It has been called by many names: chat reference, e-reference, and virtual reference, ask-a-librarian. Whatever the name, digital reference has formed a component of library service for over a decade, and while there is a large body of literature that has been written on the subject, it is nevertheless a mode of service that is often not well-understood and, more significantly, difficult to put into practice.
SWFLN’s DigiRef Academy is focused on helping members of the SWFLN community understand and provide for this now long-standing yet not-well-understood mode of reference service. Its purpose is to offer substantial hands-on training in the concrete practices that make up digital reference.

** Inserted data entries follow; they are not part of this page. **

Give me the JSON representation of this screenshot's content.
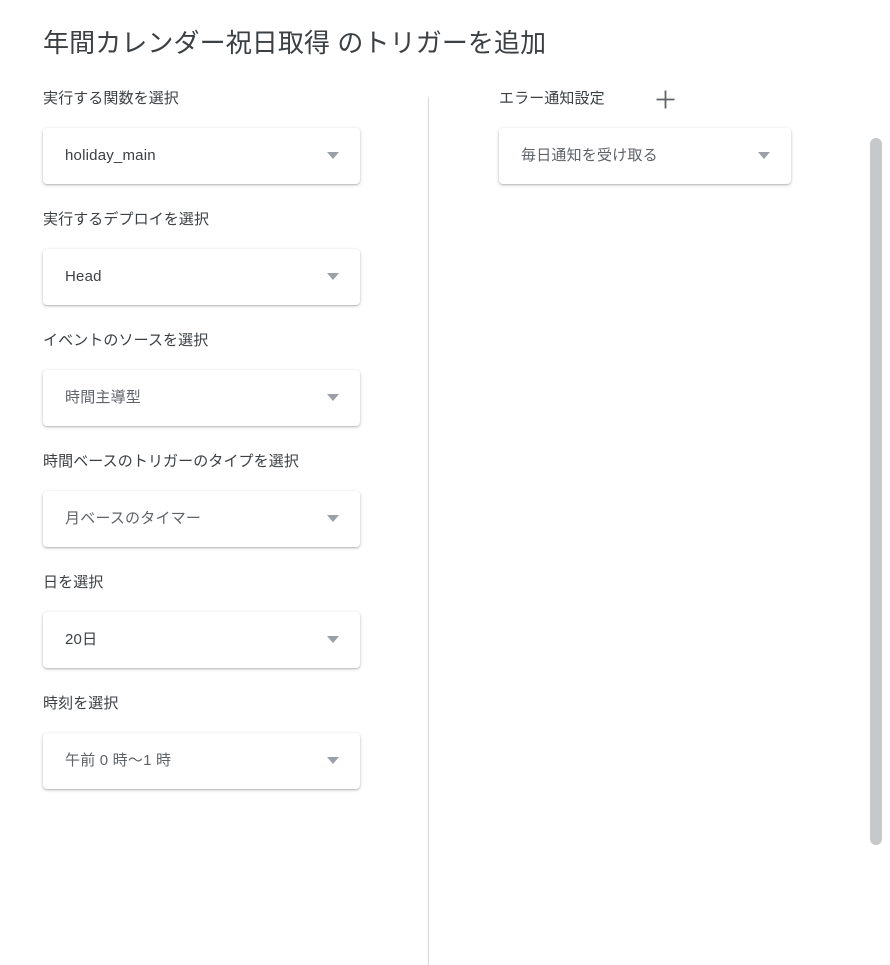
{
  "dialog": {
    "title": "年間カレンダー祝日取得 のトリガーを追加"
  },
  "left_column": {
    "fields": [
      {
        "label": "実行する関数を選択",
        "value": "holiday_main",
        "muted": false,
        "name": "function-select"
      },
      {
        "label": "実行するデプロイを選択",
        "value": "Head",
        "muted": false,
        "name": "deployment-select"
      },
      {
        "label": "イベントのソースを選択",
        "value": "時間主導型",
        "muted": true,
        "name": "event-source-select"
      },
      {
        "label": "時間ベースのトリガーのタイプを選択",
        "value": "月ベースのタイマー",
        "muted": true,
        "name": "time-trigger-type-select"
      },
      {
        "label": "日を選択",
        "value": "20日",
        "muted": false,
        "name": "day-select"
      },
      {
        "label": "時刻を選択",
        "value": "午前 0 時〜1 時",
        "muted": true,
        "name": "time-select"
      }
    ]
  },
  "right_column": {
    "header_label": "エラー通知設定",
    "add_button_icon": "plus-icon",
    "fields": [
      {
        "label": "",
        "value": "毎日通知を受け取る",
        "muted": true,
        "name": "failure-notification-select"
      }
    ]
  },
  "icons": {
    "dropdown_arrow": "chevron-down-icon",
    "add": "plus-icon"
  },
  "colors": {
    "background": "#ffffff",
    "title_text": "#3c4043",
    "label_text": "#3c4043",
    "value_text": "#3c4043",
    "muted_value_text": "#5f6368",
    "divider": "#d6d7da",
    "arrow": "#9aa0a6",
    "plus_icon": "#5f6368",
    "scrollbar_thumb": "#c6c8ca"
  },
  "scrollbar": {
    "name": "vertical-scrollbar"
  }
}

Providing digital reference well and skillfully demands a very specific and well-developed skill-set: reference interviewing, a rapid and broad grasp of online resource, the ability to type quickly and accurately, the ability to maintain contact with the patron while simultaneously remaining engaged in searches, and the ability to manage more than one online transaction at a time. In addition, and very importantly, this form of reference demands enhanced communication skills, because the patron does not have the benefit of observing the librarian’s body language or tone of voice. The librarian must put forth particular effort to demonstrate that he or she is present to and actively working with the patron. Digital reference, therefore, is not a form of reference that can be undertaken well without explicit training and practice.
SWFLN’s DigiRef Academy will offer training via both webinar and face-to-face workshops in essential Digital Reference skills: the mechanics of performing the service, specific practices for communicating effectively via chat, and in-depth examination of a variety of online sources.
These sessions will integrate instruction with a substantial amount of practical, hands-on experience. Specifically, this means that we will be developing and honing particular skills and our knowledge of reference resources. We will also be engaging in a critical approach to Digital Reference, and considering the ways in which it is and sometimes is not a viable form of reference for certain types of patron queries.
In the DigiRef Academy inaugural webinar on October 15, we will have a short overview of the history of the service, learn about a series of best practices for the type of online communication that should be applied in Digital Reference. We will discuss participants’ experiences with this type of reference, brainstorming a variety of questions that participants can be addressing to each other in future breakout sessions.
Subsequent webinar and face-to-face sessions will build on this material with substantial hand-on practice and exploration of web-based resources. Practice sessions will take place in a collegial and supportive learning environment in which participants can feel comfortable building their skills.
Participants will emerge from these sessions with significant levels of experience in providing Digital Reference, enhanced knowledge of online resources, and greater confidence about providing the service and sharing their skills with colleagues.